Mike Legarza

Playing career
- 1978-1980: Menlo College
- 1980-1982: Nevada

= Mike Legarza =

American basketball coach and former player

Mike Legarza is an American Leadership Coach, public speaker, basketball coach, and former player. Legarza is the Founder of Legarza Basketball Camps, the largest day basketball camp in the country, with over 250,000 players having attended. Legarza was a small college All American basketball player at Menlo College where he led the nation in free throw percentage shooting over 91%. Legarza played college basketball for the Nevada Wolfpack from 1980 to 1982.

Legarza also wrote a coaching curriculum for the Positive Coaching Alliance at Stanford University. These coaching techniques have been taught in all 50 states to over eight million youth athletes. A former college basketball coach, at Canada College in Redwood City, CA. His teams won 249 games while losing only 59. He was named the California Community College State Coach of the Year. In March 2012, Coach Legarza was inducted into the California Community College Coaches Hall of Fame. Legarza and his wife Kim have raised three children; Vince Legarza a professional basketball coach in the NBA, Alex a rising star in the Silicon Valley Tech Industry and Isabella a collegiate volleyball player at Michigan State University.

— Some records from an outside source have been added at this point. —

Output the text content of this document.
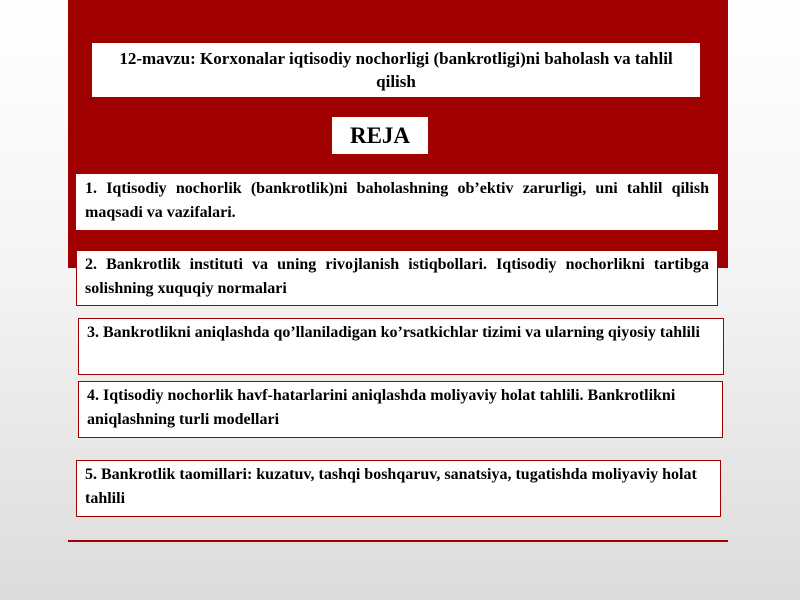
12-mavzu: Korxonalar iqtisodiy nochorligi (bankrotligi)ni baholash va tahlil qilish
REJA
1. Iqtisodiy nochorlik (bankrotlik)ni baholashning ob’ektiv zarurligi, uni tahlil qilish maqsadi va vazifalari.
2. Bankrotlik instituti va uning rivojlanish istiqbollari. Iqtisodiy nochorlikni tartibga solishning xuquqiy normalari
3. Bankrotlikni aniqlashda qo’llaniladigan ko’rsatkichlar tizimi va ularning qiyosiy tahlili
4. Iqtisodiy nochorlik havf-hatarlarini aniqlashda moliyaviy holat tahlili. Bankrotlikni aniqlashning turli modellari
5. Bankrotlik taomillari: kuzatuv, tashqi boshqaruv, sanatsiya, tugatishda moliyaviy holat tahlili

==Early life, education and athletic career==
The son of a coach, John Legarza and schoolteacher, Nadine. Legarza was an All-State and All-American football player and All-State basketball player at Reno High School in Reno, Nevada, graduating in 1978. He then attended Menlo College, a 2-year college in California, where he played basketball for Bud Presley, and was an All-American guard who led the nation in free throw percentage, shooting 91%. He then transferred to the Nevada, where he was a part-time starter and earned a BS in Physical Education 1983. Legarza earned a master's degree in Educational Leadership from the University of San Diego in 1986, and spent a year at Stanford University 1990, where he worked with Positive Coaching Alliance developing a youth sports coaching model.

==Coaching career==

===Assistant coach===
Legarza entered into the coaching profession as a graduate assistant coach at the University of Nevada 1983. In 1984- 85 he served as an unpaid volunteer assistant for Boyd Grant at Fresno State, where the Bulldogs made it the NCAA Tournament. In 1985 Legarza became the assistant coach for Hank Egan at the University of San Diego, where he was the recruiting coordinator. While at San Diego, the Torrero's won the league and made it to the NCAA Tournament in 1987.

===Head coach===
After his success at San Diego, Legarza became the Head Coach at Canada College, California Community College in Redwood City California in 1989. Legarza built a program that had only won a combined 3 games in the 3 years prior to his arrival into a state power. Over his 11 years at Canada Legarza’s teams won 259 games while losing only 59, an 81% winning percentage. His teams won multiple league championships, made it to postseason playoffs 10 straight years, was named Conference coach of the year, State Coach of the Year in 2000. While at Canada Legarza developed 11 All American players and 59 of 60 players who played for him graduated and transferred to 4-year colleges. In March 2012 Coach Mike Legarza was inducted into the California Community College Coaches Hall of Fame.